IndexU-TV

Glorifikasi Objektifikasi Perempuan Dalam Film “Selesai”

Film “Selesai” karya Tompi. (Foto: Antara/HO-Bioskop Online)

Catatan Tahunan Komnas Perempuan melaporkan kasus kekerasan terhadap perempuan paling menonjol selama 2020 adalah kekerasan di ranah personal atau KDRT yaitu sebanyak 6.480 kasus. Kekerasan terhadap istri menempati peringkat pertama sebanyak 3.221 kasus. Bentuk kekerasan paling menonjol adalah kekerasan fisik, kekerasan seksual, psikis dan ekonomi.

Lalu apakah untuk menunjukkan film berpihak pada perempuan lantas ceritanya harus memenangkan tokoh perempuan sementara tokoh pria harus terkena azab? Tidak juga. Sutradara boleh saja mempertahankan alur cerita ini asalkan membuang unsur-unsur yang mengobjektifikasi perempuan dan menambahkan rasa empati ke dalam film.

Sebutlah film ini adalah karya yang menganut nilai seni untuk seni, namun nyatanya “Selesai” tidak seindah itu. Film ini hanyalah produk kitch layaknya karya-karya sutradara asal Amerika, Wes Anderson. Hal itu jelas terlihat dari pemilihan warna-warna cerah dan senada di dalam film ini.

Film menggunakan pencahayaan hangat seperti yang ada di film-film Anderson. Sayangnya pencahayanya cenderung oranye, hal itu membuat penonton sulit mengetahui dimensi waktu dalam film itu, apakah pagi, siang, sore atau malam.

Tak hanya perkara dimensi waktu, penonton juga kebingungan dengan lini waktu dalam film ini, apakah semua kejadian ini terjadi dalam waktu satu hari, dua hari, atau jangan-jangan seminggu.

Plot cerita maju-mundur di awal film dalam film ini juga mengingatkan dengan plot film “The Grand Budapest Hotel”.

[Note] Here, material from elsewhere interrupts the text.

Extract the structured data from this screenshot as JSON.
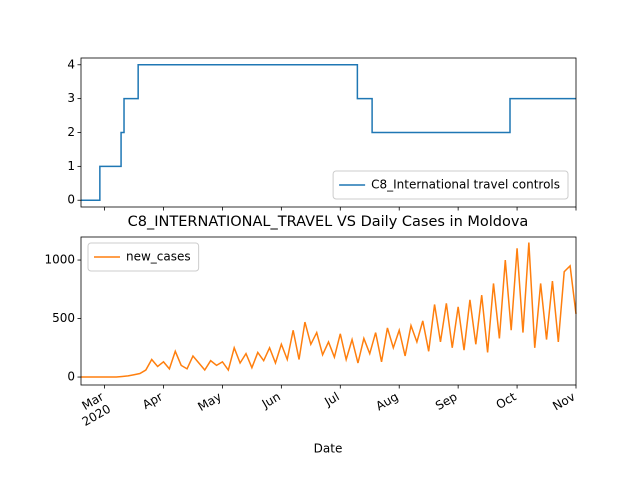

Beberapa adegan juga dijaga kesimetrisannya, sayangnya di beberapa frame kesimetrisan yang harusnya presisi ini justru menghasilkan ketidaksempurnaan. Misalnya adegan saat Broto, Ayudina, dan Yani berkumpul di dapur. Demi mempertahankan komposisi yang simetris, sutradara memilih membiarkan tubuh pemeran terpotong kamera. Bukannya estetik, adegan itu malah mengganggu mata. Padahal bisa saja sutradara memilih lensa yang lebih lebar atau merapatkan jarak antar pemain.

Untuk tata suara film ini menggunakan latar suara paradoks dengan musik ceria untuk adegan yang seharusnya tegang.

Sebenarnya sah-sah saja untuk membuat backsound yang paradoks dengan adegan, namun dalam film ini peletakan suara itu seperti salah moment. Agar tak salah “treatment”, Tompi bisa mencontoh film “Berbagi Suami” (2006) karya Nia Dinata untuk menerapkan latar suara yang paradoks. Dengan backsound seperti itu, Nia telah mengubah pengalaman penonton dalam melihat poligami, dari tragedi menjadi satir.

Meski demikian film ini bukan tidak memiliki potensi untuk menjadi film bagus jika durasi film ini dipadatkan menjadi film pendek dengan dialog yang dalam dan fokus pada permasalah perceraian antara Broto dan Ayudina saja.